Meski kau sempat bilang bahwa kau menaruh rasa kepadaku, namun aku tak terlalu menghiraukan perasaanmu itu, karena ku pikir kita tak akan bisa bersatu, menjalin cinta dengan teman satu kampus menurutku akan menghambatku untuk lulus tepat waktu. entah dengan alasan apa aku mendapatkan pemikiran seperti itu, aku pun tak tahu.
Waktu berlalu, semester demi semester telah di lewati.
Kau dan aku mulai jarang bertemu di kampus karena kita mengambil mata kuliah yang berbeda hanya satu saja yang sama, kita pun jarang berbincang di cafe lagi, karena tak ada tugas yang harus kita kerjakan bersama. saat itu, kala kita jarang bertemu aku merasa mulai merindukanmu, rasanya begitu sepi saat aku harus masuk kelas dan tak melihat kamu. kamu yang biasanya selalu memilih kursi dekat denganku, entah di sebelahku, di depanku, atau di belakangku. kamu yang biasanya membuatku jarang mendengar ocehan dosen di depan, karena selalu mengajakku berbicara. aih aku pikir aku juga mulai punya perasaan lebih kepadamu, saat kau jauh dariku.

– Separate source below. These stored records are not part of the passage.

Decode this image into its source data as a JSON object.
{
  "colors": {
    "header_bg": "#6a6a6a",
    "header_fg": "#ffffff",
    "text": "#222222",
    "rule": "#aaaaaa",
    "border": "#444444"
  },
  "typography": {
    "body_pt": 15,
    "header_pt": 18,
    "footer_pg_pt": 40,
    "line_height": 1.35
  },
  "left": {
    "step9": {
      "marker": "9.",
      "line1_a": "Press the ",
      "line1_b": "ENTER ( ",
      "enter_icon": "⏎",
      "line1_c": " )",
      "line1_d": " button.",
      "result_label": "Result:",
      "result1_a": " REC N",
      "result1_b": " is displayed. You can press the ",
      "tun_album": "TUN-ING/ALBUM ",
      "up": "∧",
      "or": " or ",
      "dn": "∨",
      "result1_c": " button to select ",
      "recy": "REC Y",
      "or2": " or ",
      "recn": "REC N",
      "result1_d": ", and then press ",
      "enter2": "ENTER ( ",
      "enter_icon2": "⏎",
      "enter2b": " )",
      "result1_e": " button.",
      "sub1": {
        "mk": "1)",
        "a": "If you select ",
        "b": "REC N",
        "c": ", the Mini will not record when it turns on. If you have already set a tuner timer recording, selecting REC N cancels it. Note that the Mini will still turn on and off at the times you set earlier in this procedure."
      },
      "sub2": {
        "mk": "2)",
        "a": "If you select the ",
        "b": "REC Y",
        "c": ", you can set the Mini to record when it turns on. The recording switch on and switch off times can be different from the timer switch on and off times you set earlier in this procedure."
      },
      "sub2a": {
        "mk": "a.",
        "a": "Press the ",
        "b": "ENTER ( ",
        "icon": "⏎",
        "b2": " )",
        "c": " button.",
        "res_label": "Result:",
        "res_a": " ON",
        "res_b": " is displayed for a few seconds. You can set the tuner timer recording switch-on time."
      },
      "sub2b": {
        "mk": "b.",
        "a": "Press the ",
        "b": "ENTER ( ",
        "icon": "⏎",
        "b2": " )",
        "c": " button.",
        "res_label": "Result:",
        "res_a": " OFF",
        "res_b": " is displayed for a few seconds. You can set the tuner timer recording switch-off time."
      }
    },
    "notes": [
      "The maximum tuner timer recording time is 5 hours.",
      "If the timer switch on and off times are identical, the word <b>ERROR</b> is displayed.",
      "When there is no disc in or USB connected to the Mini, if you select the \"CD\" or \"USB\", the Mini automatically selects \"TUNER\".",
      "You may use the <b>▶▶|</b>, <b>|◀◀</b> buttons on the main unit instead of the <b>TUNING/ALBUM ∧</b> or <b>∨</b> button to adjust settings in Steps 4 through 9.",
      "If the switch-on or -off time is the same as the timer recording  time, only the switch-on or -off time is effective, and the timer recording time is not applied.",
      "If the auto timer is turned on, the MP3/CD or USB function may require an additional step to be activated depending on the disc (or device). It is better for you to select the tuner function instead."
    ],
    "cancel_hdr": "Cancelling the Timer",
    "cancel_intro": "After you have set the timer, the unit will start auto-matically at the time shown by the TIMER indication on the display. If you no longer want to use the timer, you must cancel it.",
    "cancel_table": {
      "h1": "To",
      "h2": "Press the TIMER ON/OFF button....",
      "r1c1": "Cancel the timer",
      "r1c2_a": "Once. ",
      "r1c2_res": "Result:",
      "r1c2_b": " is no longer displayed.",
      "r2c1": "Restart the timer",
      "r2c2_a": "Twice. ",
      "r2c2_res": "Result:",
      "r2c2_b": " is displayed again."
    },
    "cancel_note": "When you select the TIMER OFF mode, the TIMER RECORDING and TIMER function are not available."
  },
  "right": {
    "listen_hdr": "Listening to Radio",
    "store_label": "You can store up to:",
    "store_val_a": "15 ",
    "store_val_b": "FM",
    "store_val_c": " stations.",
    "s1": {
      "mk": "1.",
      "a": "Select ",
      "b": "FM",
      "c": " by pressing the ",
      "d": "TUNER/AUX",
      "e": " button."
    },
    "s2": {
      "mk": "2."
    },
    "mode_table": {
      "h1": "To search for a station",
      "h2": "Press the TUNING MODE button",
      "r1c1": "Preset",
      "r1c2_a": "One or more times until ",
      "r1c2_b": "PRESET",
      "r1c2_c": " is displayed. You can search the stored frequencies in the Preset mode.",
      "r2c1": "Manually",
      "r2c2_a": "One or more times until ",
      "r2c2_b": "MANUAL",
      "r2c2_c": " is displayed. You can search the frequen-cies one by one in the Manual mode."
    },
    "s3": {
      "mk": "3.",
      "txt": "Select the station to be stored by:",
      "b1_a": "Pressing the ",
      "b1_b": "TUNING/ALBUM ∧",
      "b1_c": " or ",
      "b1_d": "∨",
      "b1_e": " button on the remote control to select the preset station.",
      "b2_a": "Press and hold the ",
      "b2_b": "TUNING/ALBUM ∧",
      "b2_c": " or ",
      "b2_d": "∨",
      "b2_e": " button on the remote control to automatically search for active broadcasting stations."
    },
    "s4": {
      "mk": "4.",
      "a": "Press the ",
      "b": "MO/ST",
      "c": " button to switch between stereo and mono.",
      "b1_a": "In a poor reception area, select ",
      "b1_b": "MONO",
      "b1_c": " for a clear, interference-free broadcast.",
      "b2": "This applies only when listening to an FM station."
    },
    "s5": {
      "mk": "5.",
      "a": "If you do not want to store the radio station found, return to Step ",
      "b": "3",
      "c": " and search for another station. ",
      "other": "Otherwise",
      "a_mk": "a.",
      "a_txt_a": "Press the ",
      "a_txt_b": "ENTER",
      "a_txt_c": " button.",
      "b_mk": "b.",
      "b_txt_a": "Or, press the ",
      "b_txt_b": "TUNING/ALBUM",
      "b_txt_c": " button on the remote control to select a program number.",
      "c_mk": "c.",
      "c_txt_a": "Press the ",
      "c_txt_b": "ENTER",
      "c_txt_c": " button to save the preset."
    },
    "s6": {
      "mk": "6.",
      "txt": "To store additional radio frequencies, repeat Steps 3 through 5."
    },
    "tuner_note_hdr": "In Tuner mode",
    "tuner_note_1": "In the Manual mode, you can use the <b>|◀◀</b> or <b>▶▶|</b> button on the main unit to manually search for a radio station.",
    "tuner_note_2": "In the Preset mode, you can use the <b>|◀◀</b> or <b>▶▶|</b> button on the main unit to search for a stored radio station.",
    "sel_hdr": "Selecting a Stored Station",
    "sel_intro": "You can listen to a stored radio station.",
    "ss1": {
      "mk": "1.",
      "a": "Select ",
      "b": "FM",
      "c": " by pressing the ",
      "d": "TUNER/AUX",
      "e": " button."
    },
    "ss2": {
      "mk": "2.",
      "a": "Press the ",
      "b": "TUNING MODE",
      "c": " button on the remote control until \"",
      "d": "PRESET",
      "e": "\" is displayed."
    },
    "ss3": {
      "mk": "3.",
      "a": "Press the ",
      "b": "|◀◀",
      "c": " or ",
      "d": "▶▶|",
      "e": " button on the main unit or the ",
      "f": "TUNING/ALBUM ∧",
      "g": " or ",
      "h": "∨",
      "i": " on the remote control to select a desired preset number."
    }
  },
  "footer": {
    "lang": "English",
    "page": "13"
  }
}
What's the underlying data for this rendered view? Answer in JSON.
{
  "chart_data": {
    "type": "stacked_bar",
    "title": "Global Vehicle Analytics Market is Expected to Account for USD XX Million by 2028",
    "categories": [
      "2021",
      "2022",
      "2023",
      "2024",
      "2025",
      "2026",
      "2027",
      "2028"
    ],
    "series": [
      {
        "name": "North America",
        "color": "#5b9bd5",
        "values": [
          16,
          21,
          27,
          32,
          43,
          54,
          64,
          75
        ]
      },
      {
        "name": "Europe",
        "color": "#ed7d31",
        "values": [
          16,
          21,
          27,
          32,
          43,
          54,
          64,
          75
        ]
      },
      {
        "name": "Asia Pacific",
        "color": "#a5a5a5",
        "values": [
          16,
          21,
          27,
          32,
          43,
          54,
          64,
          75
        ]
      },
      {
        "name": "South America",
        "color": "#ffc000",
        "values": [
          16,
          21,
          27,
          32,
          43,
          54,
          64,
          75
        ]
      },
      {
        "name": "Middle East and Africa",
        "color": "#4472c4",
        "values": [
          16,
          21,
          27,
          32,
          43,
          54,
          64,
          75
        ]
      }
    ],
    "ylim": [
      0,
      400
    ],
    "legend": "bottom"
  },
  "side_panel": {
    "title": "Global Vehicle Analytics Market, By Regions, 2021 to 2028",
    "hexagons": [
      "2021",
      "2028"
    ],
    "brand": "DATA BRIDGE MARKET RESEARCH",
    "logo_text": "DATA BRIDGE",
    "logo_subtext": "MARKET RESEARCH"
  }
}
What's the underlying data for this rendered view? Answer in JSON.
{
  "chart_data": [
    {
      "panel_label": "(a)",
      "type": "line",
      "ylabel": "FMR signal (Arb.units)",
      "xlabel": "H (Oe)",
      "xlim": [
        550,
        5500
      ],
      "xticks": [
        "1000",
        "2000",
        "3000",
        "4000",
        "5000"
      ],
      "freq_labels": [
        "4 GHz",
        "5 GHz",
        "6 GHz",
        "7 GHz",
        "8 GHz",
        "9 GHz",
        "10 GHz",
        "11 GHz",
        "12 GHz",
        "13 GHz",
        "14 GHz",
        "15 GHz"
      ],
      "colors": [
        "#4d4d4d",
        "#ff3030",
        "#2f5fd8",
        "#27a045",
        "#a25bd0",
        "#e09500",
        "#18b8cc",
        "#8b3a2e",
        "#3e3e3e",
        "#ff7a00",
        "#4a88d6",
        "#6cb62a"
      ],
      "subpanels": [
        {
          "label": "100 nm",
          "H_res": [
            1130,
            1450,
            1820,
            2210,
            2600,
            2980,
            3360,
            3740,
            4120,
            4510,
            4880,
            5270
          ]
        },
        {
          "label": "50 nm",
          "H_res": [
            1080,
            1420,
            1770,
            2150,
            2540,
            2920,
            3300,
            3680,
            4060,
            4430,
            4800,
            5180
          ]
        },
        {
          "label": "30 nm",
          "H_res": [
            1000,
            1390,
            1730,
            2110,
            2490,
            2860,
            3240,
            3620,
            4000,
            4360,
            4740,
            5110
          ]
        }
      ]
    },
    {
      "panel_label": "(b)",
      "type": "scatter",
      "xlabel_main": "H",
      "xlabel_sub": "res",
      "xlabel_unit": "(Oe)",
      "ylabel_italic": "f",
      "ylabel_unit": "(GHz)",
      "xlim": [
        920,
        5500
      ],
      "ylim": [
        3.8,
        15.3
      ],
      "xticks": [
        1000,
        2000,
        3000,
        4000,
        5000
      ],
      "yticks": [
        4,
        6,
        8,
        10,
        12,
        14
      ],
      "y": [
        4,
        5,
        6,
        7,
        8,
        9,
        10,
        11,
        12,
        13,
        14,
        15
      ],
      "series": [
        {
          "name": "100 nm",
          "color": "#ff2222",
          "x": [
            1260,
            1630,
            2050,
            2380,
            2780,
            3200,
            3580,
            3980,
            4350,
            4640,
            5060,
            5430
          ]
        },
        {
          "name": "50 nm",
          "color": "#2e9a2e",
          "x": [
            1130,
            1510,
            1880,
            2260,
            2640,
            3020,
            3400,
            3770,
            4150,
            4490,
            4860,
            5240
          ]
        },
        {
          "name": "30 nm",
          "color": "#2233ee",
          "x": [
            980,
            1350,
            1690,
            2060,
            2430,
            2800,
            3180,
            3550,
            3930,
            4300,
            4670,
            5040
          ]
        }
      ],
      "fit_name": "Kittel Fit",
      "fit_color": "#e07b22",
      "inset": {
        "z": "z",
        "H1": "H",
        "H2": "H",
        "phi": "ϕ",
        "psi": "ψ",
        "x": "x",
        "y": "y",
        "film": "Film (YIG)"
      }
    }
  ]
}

Lalu, Suatu hari, di masa itu.
Kita masuk kuliah di waktu yang sama dan di kelas yang sama, seperti biasanya kau selalu duduk di dekatku, kau duduk tepat di depanku.
Sahabat, cintaku;
Samar suara di ruang kelas, sementara di kursi depan rambutmu jelas terurai deras, berjuntai menutup sandar, hitam pekat menari dengan angin. Sesekali ku goda kau, berharap dapat sedikit mata dari pandanganmu yang fokus namun tak terlalu, mendengar dosen namun tak lagi konsen. seminggu sekali pada pertemuan kita, di depan pintu maupun dikelas, rasaku dalam terpendam padamu yang selalu melulu menjadi harapan. aku pun akhirnya mulai mendekati kau, lagi, dengan sepenggal puisi yang ku kirim hampir setiap hari, dan sempat aku ungkapkan, bahwa aku ingin menemanimu pada siang, senja, malam, hingga pagi datang lagi. tapi kau bilang tahan dulu, sebab kau telah punya kekasih yang baru. aku kalut dan jengah waktu itu, kenapa saat dulu kau mau namun aku menolakmu, kini, kau telah punya kekasih aku baru ingin memikatmu. aku yang bodoh, tapi aku tak ingin menyerah. aku akan menunggumu, 'ku bilang. hingga akhirnya yang aku tunggu, kau mengabari bahwa kisahmu dengan kekasihmu pun selesai. kabarmu seolah membuka jalan memberi celah, dan kau pun memberi harapan pada pagi cerah, kau mengundangku pada suatu malam untuk datang ke rumahmu, kau bilang ingin bercerita banyak hal. ternyata memang banyak hal yang jadi cerita saat aku di rumahmu kala itu, cerita yang teramat panjang, dari malam hingga pagi, aku dirumahmu.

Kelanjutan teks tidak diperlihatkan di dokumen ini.